I went to Penn Station the morning of the 12th and luckily got on a 5 a.m. train, praying that it wouldn't blow up. I know that sounds melodramatic now, but nothing seemed safe at the time.

Soon our board members began arriving. We talked and hugged and shared stories and fears. Seeing them again centered me. We decided that we needed to redouble our efforts and that our kids in D.C. should be made to feel safe.

There was a time when I thought I should just serve and help people, and that maybe I wasn't going to have my own family—maybe that wasn't my role in life. I worked hard and passionately and I loved what I did. But, that morning, I realized that there was nothing more important than choosing family and I chose that moment in the gym to defiantly throw my birth control pills in the garbage.

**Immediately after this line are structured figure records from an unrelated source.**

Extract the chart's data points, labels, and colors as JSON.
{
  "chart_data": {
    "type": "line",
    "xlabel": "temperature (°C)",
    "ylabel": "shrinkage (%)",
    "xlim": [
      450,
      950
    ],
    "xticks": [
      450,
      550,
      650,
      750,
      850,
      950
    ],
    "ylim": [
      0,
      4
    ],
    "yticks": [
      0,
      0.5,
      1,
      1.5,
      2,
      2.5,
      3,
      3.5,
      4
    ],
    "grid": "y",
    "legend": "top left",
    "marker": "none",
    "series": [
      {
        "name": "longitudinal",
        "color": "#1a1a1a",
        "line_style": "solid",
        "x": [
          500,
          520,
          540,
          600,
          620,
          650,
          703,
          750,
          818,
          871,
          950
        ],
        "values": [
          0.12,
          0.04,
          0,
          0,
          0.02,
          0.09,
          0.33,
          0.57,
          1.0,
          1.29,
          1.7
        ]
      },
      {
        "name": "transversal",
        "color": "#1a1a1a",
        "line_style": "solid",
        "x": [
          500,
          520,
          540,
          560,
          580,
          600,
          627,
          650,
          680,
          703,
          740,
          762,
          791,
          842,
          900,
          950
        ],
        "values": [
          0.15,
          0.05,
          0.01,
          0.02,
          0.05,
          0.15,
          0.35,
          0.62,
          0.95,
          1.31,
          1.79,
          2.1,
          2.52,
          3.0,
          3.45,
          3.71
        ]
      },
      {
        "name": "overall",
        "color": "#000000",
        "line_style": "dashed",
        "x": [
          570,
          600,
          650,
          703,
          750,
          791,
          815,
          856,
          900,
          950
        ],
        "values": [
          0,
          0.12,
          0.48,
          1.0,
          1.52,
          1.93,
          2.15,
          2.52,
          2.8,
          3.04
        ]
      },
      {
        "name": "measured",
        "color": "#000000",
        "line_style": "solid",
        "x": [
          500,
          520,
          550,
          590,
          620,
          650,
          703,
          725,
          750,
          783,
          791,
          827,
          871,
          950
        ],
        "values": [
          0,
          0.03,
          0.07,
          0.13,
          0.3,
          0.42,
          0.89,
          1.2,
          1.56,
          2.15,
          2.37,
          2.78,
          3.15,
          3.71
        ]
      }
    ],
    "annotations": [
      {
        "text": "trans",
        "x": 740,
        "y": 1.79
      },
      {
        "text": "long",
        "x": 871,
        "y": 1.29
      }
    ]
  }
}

That was a great move as less than two years later, we had a beautiful baby girl, Justine.

Young women often ask me how I balance life and the "doing too much" syndrome many of us fall victim to. I share this story and an honest assessment of trying to juggle balls, learning not picking up rubber balls that are C priority until they become B priority, and my efforts not to drop the carefully selected "glass balls" of life.